Barack’s first press conference
Let’s also mention Helen Thomas again, at Barack Obama’s first press conference a week ago. When Obama ceremoniously called on Thomas to lob the last question, Thomas asked the president to name who in the Middle East had nuclear weapons. It was something of a leading question, because the answer is known, but bears reminding when the argument is repeated that Iran acquiring nukes would lead to proliferation. Thomas put Obama in the position of having to utter recognition of Israel’s never-mentioned nuclear program, or very conspicuously avoid the subject. Which is what he did.

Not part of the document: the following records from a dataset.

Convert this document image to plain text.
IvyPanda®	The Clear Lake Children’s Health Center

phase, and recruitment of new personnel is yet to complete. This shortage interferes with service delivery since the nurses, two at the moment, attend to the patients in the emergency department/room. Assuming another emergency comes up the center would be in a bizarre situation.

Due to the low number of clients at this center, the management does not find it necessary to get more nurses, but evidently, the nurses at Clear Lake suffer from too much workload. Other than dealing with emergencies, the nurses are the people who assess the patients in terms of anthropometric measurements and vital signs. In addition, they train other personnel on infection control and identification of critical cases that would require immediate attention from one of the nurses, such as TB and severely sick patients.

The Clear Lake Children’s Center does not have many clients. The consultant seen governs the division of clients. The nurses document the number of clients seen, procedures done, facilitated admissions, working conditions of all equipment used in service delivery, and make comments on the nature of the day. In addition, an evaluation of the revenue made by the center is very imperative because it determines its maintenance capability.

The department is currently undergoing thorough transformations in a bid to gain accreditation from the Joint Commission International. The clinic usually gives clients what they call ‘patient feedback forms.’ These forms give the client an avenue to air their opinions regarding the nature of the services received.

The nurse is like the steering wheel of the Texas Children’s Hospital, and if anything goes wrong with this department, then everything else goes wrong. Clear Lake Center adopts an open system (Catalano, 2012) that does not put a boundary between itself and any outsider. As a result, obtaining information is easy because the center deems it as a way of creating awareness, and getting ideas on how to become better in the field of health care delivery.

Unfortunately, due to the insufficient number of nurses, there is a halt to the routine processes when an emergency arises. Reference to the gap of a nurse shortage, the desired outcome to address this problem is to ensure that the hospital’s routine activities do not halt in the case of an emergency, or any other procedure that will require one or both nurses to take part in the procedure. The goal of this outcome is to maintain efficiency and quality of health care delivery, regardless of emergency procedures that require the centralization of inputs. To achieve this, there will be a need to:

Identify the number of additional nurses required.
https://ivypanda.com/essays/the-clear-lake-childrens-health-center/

Israel Divestment Movement
Now the Hampshire Students for Justice in Palestine have succeeded in getting their school to divest in Israel, just as Hampshire College led the way in the nationwide divestitures which contributed to the fall of Apartheid in South Africa. Board of trustees chairman Sigmund Roos tried to explain that the school’s actions were in no way a repudiation of Israel, and accused the students of falsely claiming otherwise. Of the 800-signature petition, Roos explained: “We never took it up. Students know that.”

Really? A petition signed by 800 of your students and faculty, and the Hampshire College board of trustees wouldn’t even read it? Roos doesn’t know what hit him.

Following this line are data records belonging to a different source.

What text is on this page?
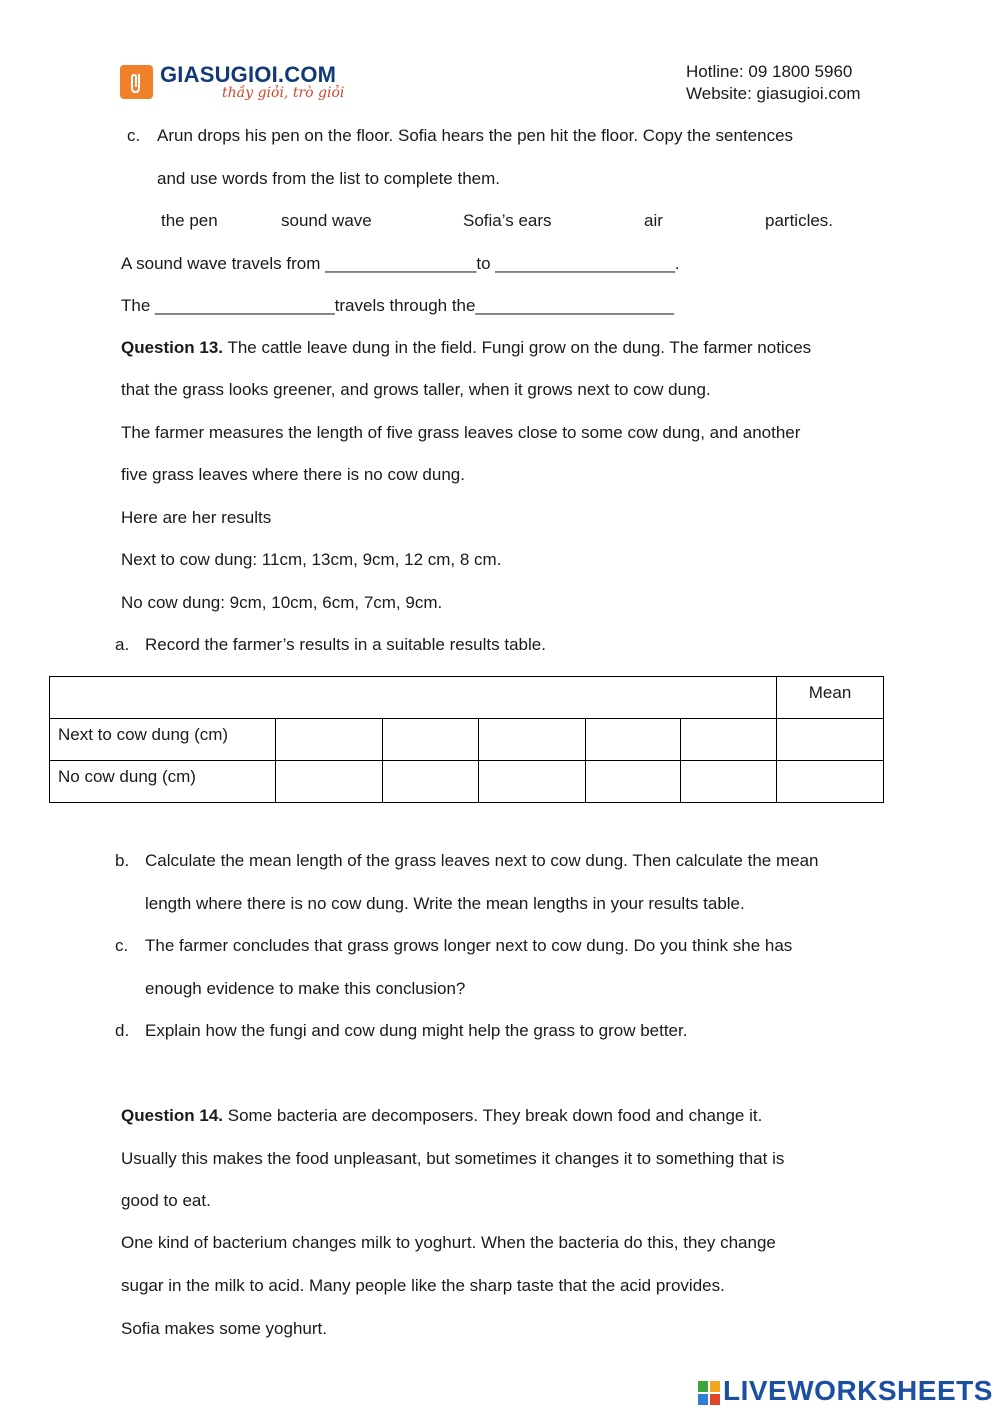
GIASUGIOI.COM
thầy giỏi, trò giỏi
Hotline: 09 1800 5960
Website: giasugioi.com
c. Arun drops his pen on the floor. Sofia hears the pen hit the floor. Copy the sentences
and use words from the list to complete them.
the pen	sound wave	Sofia’s ears	air	particles.
A sound wave travels from ________________to ___________________.
The ___________________travels through the_____________________
Question 13. The cattle leave dung in the field. Fungi grow on the dung. The farmer notices
that the grass looks greener, and grows taller, when it grows next to cow dung.
The farmer measures the length of five grass leaves close to some cow dung, and another
five grass leaves where there is no cow dung.
Here are her results
Next to cow dung: 11cm, 13cm, 9cm, 12 cm, 8 cm.
No cow dung: 9cm, 10cm, 6cm, 7cm, 9cm.
a. Record the farmer’s results in a suitable results table.
						Mean
Next to cow dung (cm)						
No cow dung (cm)						
b. Calculate the mean length of the grass leaves next to cow dung. Then calculate the mean
length where there is no cow dung. Write the mean lengths in your results table.
c. The farmer concludes that grass grows longer next to cow dung. Do you think she has
enough evidence to make this conclusion?
d. Explain how the fungi and cow dung might help the grass to grow better.
Question 14. Some bacteria are decomposers. They break down food and change it.
Usually this makes the food unpleasant, but sometimes it changes it to something that is
good to eat.
One kind of bacterium changes milk to yoghurt. When the bacteria do this, they change
sugar in the milk to acid. Many people like the sharp taste that the acid provides.
Sofia makes some yoghurt.
LIVEWORKSHEETS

Tim DeChristopher urban eco warrior

Tim DeChristopherI am neither handy with a monkey-wrench, nor am I much of an outdoorsman, but when environmentalist Tim DeChristopher took the eco fight to a federal land lease auction, it was an example of disruptive activism for which I know I am qualified. There is an undisturbed comfort in thinking one person cannot make a difference, even if just in lacking for ideas how. Dare I say for most of us, now DeChristopher and Ebay have closed that loophole.

This week, Ken Salazar, the new Secretary of the Interior, moved to invalidate the Utah land-use leases which Bush & co tried to give to the extraction industries in the last minutes of his administration.

But back in December, Tim De Christopher and his fellow activists had no way of knowing that those leases would not be exploited. Tim was frustrated by the seemingly ineffectual picketing outside the Salt Lake City building where the auction was being conducted, so he went inside, where he discovered he was treated as any other potential bidder.

Democracy Now covered the story when it happened December 22, and interviewed DeChristopher again after Salazar’s action. NPR picked up the story this week, and added an interview with one of the culprits who DeChristopher had disrupted: indignant Kathleen Sgamma, director of government affairs at the Independent Petroleum Association of Mountain States.